Critical Analysis · March 2026

AI Companies That Lie
The Illusion of Privacy Settings

You pressed OFF. Why is it still running?
The gap between AI companies’ privacy promises and reality.

거짓말하는 AI 회사들 — 개인정보 설정의 허구

DateMarch 22, 2026
ClassificationCritical Analysis Paper
DomainAI Privacy · Consumer Protection · Digital Rights · Regulatory Policy

이조글로벌인공지능연구소
LEECHO Global AI Research Lab
&
Claude Opus 4.6 · Anthropic

Abstract

AI companies offer users privacy settings and promise that “your data is safe.” The reality tells a different story. Features toggled OFF continue to function. Opt-outs are not retroactive. Privacy policies hide behind 7,000-word documents that demand college-level reading comprehension.

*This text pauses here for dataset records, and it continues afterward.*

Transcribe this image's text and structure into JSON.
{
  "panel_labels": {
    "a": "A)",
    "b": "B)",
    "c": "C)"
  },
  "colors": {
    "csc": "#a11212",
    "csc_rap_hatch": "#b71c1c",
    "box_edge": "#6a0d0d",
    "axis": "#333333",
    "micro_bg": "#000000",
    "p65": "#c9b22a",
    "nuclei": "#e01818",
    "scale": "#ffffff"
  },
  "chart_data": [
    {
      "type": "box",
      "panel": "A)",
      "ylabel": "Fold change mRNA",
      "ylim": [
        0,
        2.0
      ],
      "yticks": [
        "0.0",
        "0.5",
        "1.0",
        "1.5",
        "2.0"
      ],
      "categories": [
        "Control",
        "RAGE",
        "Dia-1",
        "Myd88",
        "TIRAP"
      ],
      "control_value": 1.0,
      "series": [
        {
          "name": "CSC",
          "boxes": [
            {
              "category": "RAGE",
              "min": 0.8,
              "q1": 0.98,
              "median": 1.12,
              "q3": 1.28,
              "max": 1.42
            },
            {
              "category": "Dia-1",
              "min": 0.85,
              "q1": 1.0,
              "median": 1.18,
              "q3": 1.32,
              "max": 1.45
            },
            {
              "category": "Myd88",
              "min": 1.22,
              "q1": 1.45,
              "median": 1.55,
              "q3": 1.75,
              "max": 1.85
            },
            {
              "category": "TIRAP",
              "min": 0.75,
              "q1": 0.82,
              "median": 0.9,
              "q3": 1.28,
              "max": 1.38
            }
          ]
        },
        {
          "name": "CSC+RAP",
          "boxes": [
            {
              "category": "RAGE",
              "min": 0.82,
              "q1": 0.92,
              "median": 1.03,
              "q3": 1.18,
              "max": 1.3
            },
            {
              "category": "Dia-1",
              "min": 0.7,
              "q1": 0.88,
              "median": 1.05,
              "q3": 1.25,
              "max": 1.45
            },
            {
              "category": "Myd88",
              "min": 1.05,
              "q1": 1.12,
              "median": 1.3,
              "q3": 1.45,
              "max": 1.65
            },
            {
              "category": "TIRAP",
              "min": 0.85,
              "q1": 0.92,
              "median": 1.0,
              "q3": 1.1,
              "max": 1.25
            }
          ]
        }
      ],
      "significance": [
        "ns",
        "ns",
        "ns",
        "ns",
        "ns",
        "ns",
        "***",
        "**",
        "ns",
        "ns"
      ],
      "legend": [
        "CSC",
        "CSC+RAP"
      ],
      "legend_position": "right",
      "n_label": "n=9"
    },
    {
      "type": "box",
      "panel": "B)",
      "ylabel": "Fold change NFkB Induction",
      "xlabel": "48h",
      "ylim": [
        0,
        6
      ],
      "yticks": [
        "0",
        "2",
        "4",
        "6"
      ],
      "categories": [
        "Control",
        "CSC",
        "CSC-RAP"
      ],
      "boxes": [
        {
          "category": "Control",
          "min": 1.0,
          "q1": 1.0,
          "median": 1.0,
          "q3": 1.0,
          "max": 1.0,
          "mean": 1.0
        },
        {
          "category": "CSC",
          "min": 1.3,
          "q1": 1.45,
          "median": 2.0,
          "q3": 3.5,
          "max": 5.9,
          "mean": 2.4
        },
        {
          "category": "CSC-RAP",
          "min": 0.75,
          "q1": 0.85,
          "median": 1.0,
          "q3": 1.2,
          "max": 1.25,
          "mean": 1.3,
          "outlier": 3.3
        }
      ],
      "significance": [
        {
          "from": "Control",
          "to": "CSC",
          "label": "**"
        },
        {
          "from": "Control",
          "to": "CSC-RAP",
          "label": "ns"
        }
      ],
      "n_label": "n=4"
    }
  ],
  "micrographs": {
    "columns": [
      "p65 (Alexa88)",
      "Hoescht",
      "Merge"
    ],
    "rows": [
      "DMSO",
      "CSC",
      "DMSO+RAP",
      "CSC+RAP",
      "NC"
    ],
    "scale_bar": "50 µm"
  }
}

This paper systematically analyzes the privacy practices of major AI platforms between 2024 and 2026, dissecting how the illusion of “settings mean safety” is constructed and maintained. Through documented cases, we expose non-functional toggles, default traps, dark patterns, and the non-retroactivity problem, while proposing realistic countermeasures for users and regulatory solutions.

Section 01

Empirical Evidence: A World Where OFF Doesn’t Mean OFF

When the Toggle Lies

On March 22, 2026, a user explicitly toggled OFF the “Search and reference past chats” feature in Anthropic’s Claude settings. This was confirmed via screenshot. Despite this setting, within the same session, Claude successfully executed its past conversation search tool (conversation_search) and returned results. A feature the user had turned off was never actually disabled.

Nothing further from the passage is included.